During the wooden floor, we only need 30 minutes of one-on-one interaction, and everyone's only goal is to reply to the baby immediately. At the moment, there are interesting toys around us. We don't have all the plans and expectations, just look at what the baby will do and how to reply. Many psychotherapists have confirmed that thorough care is very beneficial, not cocky. As long as most of us seldom get this kind of care in our daily life, try to recall that if you get someone's care, you can feel that kind of pleasure.
If you are angry, there is no need to hide it.
If you pick up a baby who doesn't want to go home and is playing in a children's playground, he suddenly turns to yell at you, and the older baby will continue to fight and vomit ... how do you keep calm?

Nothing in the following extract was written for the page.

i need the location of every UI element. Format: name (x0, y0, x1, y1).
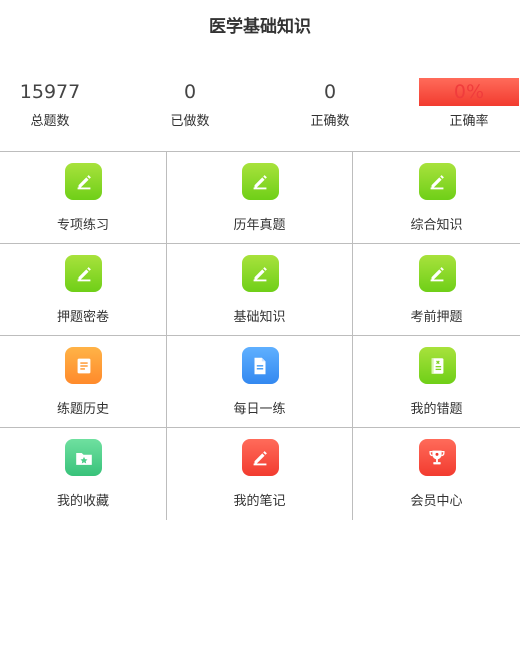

Rather than "hiding" your own peace, it is better to say that you really express your state of mind and tell your baby seriously at once, too lazy to pay attention to you! Then stop talking and stay as far away from the baby as possible. Leave some time for yourself to calm down and watch the baby's next main performance. When dealing with this annoying situation, people are more likely to make many mistakes, for example,
The baby makes us very angry, and everyone is very exaggerated. Sometimes, the baby will find your grandiose personal behavior very interesting and repetitive, so that you can repeat this grandiose personal behavior (for example, if you shout after catching your hair, the baby will probably repeat it); It is also possible that people will scold, blame, complain or destroy their self-esteem, which is very undesirable and completely violates the principle of evidence-based. What we need to do is to make our thoughts clear based on evidence, instead of squeezing out a smile and seeking comfort. However, if your child has serious personal behavior when you are justified, we should take further effective measures instead of just telling your baby your feelings.